Bauten dieser Art werden hierzulande nicht leicht genehmigt. Dabei haben Brandsicherheitstests positiv abgeschnitten. Lehmschichten auf beiden Seiten hielten Sauerstoff ab. Das bestätigt auch Frank Thomas, ein Australier, der zurzeit hierzulande ein internationales Treffen besucht. Thomas hat sich spezialisiert auf "straw bale constructions", also Strohballenkonstruktionen. In seinem Land müssten Bauten "buschfeuerfest" sein - kein Problem für Strohkonstruktionen. Vor drei Jahren baute man ein erstes Testhaus auf dem Uni-Gelände in Kassel, vergangenes Jahr folgte ein Strohballendorf für russische Kinder im ehemaligen Königsberg. Aus Kassel war übrigens ein ganzer Hilfstrupp angereist - neben Minke auch dessen wissenschaftlicher Mitarbeiter Friedemann Mahlke sowie einige Architekturstudenten.
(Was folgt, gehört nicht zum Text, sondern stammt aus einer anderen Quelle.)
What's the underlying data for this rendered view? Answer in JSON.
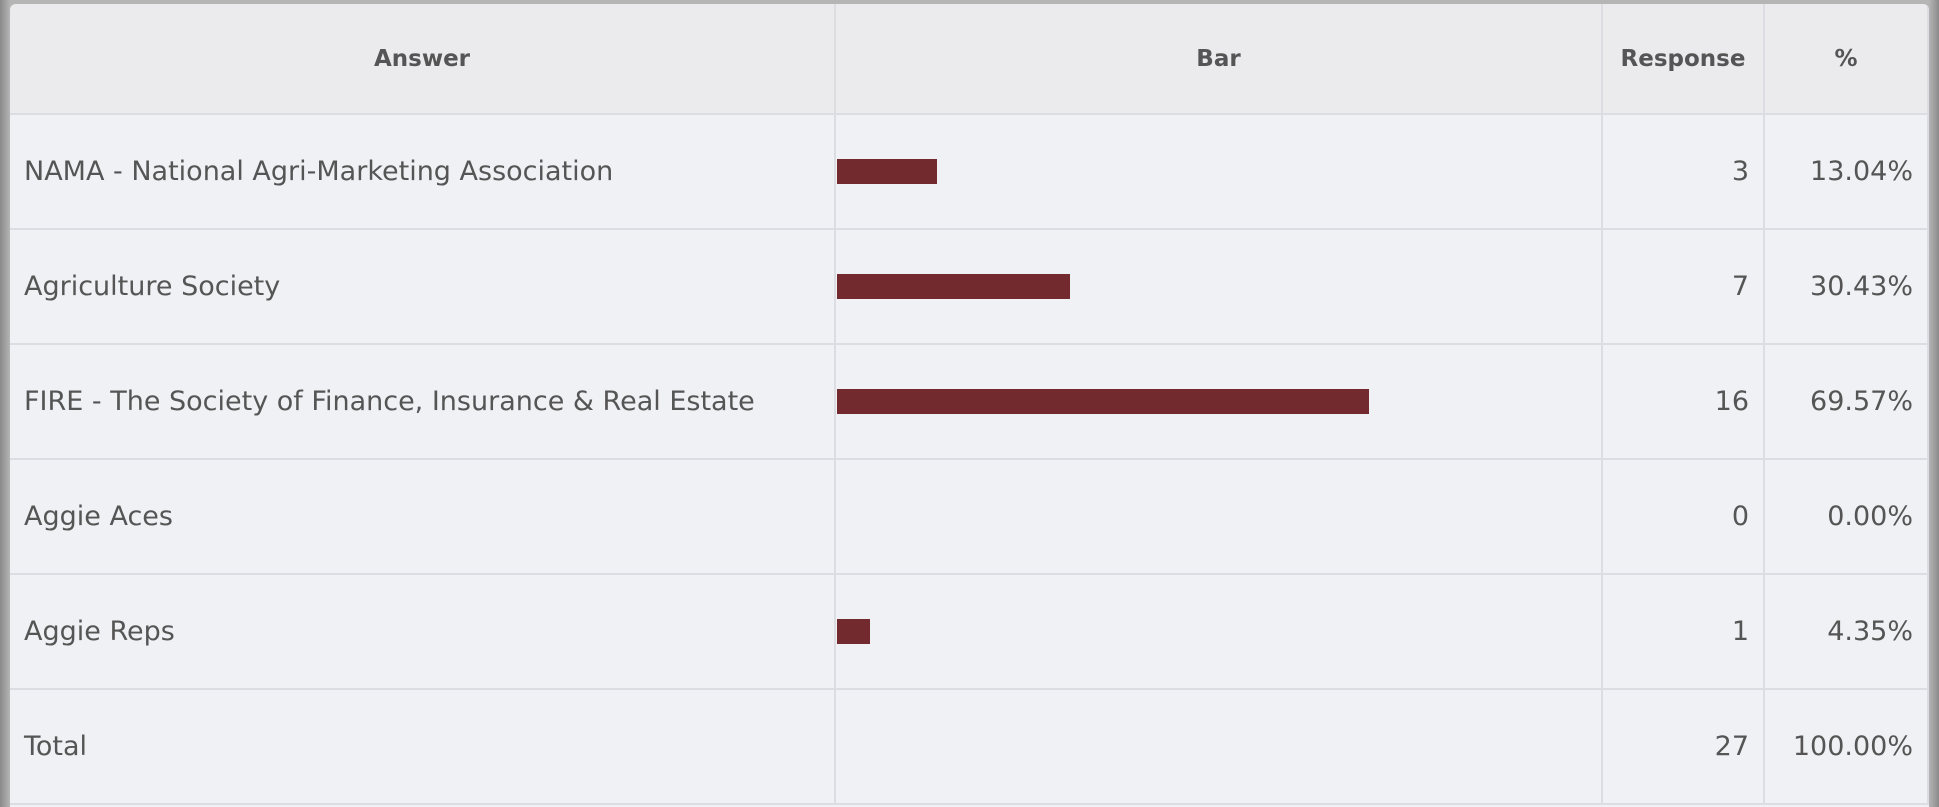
{
  "table": {
    "headers": [
      "Answer",
      "Bar",
      "Response",
      "%"
    ],
    "rows": [
      {
        "answer": "NAMA - National Agri-Marketing Association",
        "response": 3,
        "percent": {
          "value": 13.04,
          "label": "13.04%"
        }
      },
      {
        "answer": "Agriculture Society",
        "response": 7,
        "percent": {
          "value": 30.43,
          "label": "30.43%"
        }
      },
      {
        "answer": "FIRE - The Society of Finance, Insurance & Real Estate",
        "response": 16,
        "percent": {
          "value": 69.57,
          "label": "69.57%"
        }
      },
      {
        "answer": "Aggie Aces",
        "response": 0,
        "percent": {
          "value": 0,
          "label": "0.00%"
        }
      },
      {
        "answer": "Aggie Reps",
        "response": 1,
        "percent": {
          "value": 4.35,
          "label": "4.35%"
        }
      }
    ],
    "total": {
      "answer": "Total",
      "response": 27,
      "percent": "100.00%"
    },
    "bar_color": "#722a2e"
  }
}
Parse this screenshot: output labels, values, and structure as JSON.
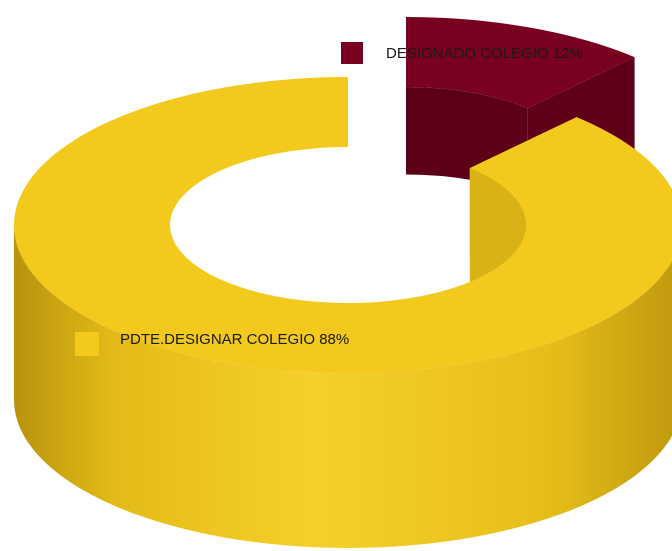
{
  "chart_data": {
    "type": "pie",
    "variant": "3d-donut",
    "title": "",
    "slices": [
      {
        "label": "DESIGNADO COLEGIO 12%",
        "value": 12,
        "color": "#7a0020"
      },
      {
        "label": "PDTE.DESIGNAR COLEGIO 88%",
        "value": 88,
        "color": "#f2c91c"
      }
    ],
    "legend": "inline-labels",
    "exploded_slice": "DESIGNADO COLEGIO 12%"
  }
}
Unterstützung aus der heimischen Lehmbauwirtschaft leistet Lehmkünstler Manfred Fahnert, der den Baustoff Stroh als nachwachsend und gut wärmedämmend lobt.

Die ungewöhnliche Kuppel, die einen Durchmesser von acht Meter 20 hat, wächst rasch nach oben. Aus dem Fundament aus Steinen streckt sich das Gerippe aus acht mal acht-Leimbindern in die Höhe, oben bleibt ein Durchlass von 1,80 Meter. Dort soll ein Oberlicht eingesetzt werden, so dass das Innere taghell erleuchten wird.
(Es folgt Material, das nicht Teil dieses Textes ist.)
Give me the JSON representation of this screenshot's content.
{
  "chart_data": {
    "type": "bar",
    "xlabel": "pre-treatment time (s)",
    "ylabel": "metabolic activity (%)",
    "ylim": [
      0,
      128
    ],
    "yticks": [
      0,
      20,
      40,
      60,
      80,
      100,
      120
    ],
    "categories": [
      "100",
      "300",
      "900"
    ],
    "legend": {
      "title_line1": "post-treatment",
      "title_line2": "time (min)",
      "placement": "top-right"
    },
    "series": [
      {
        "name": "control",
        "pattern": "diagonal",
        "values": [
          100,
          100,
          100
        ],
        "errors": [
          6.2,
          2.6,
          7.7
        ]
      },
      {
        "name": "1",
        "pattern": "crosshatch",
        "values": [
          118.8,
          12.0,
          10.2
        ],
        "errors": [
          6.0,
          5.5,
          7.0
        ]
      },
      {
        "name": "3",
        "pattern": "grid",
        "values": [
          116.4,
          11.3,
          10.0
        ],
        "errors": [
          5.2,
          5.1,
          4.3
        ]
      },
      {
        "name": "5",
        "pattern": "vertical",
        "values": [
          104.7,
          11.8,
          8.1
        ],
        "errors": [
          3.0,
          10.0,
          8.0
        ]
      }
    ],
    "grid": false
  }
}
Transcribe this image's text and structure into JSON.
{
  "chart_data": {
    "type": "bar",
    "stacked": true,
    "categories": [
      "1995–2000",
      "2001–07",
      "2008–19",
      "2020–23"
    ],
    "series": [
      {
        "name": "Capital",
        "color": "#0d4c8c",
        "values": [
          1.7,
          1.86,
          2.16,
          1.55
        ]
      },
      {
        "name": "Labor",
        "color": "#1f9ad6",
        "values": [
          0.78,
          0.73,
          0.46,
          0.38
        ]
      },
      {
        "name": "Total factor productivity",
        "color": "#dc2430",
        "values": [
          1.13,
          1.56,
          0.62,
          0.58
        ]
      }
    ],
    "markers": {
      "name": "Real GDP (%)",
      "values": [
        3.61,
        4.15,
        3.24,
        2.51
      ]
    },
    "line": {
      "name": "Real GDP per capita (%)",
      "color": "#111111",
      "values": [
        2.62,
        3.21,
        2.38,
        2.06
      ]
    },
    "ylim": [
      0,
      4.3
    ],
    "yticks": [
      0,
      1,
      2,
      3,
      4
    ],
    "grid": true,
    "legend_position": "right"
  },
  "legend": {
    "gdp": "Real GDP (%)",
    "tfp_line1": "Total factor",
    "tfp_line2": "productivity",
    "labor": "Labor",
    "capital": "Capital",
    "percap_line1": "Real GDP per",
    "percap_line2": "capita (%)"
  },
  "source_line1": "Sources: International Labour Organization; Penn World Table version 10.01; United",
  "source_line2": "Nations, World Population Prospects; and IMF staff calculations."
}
Die Holzkonstruktion ist so gut wie freitragend, zwischen die Sparren wird "Schaumglas" eingebracht, ein Recyclingprodukt, das mit Lehm gemischt wird. 48 Spannelemente halten die Kuppel zusammen und während mehr und mehr Strohballen eingeschoben werden, wird die Konstruktion immer stabiler, denn immer mehr Verspannungen werden zwischen Innen- und Außenschicht angebracht. Von außen wird so schnell wie möglich mit Lehm verschlossen, sonst müsste man den Bau bei Regen abdecken.

Auch Stroh am Boden

Zwei Tage für die Strohmontage, dann kommt die Dachabdeckung, schließlich wird an den Seiten Erde angeschüttet, damit der Hügel einem echten Erdhügel ähnlich wird. Der Fußboden im Inneren soll auch aus Strohballen sein, auf denen grobe Spanplatten schwimmend verlegt werden. Die Abendsonne lässt die Kuppel goldgelb aufglühen, Bauern fahren ihre Strohballen ein, und so schließt sich der Kreis. Verbaut werden - wegen des geringeren Feuchtigkeitsgehaltes - Ballen aus dem Vorjahr. Schön eigentlich, sagt Manfred Fahnert, dass gleich schon für Ersatz gesorgt wird.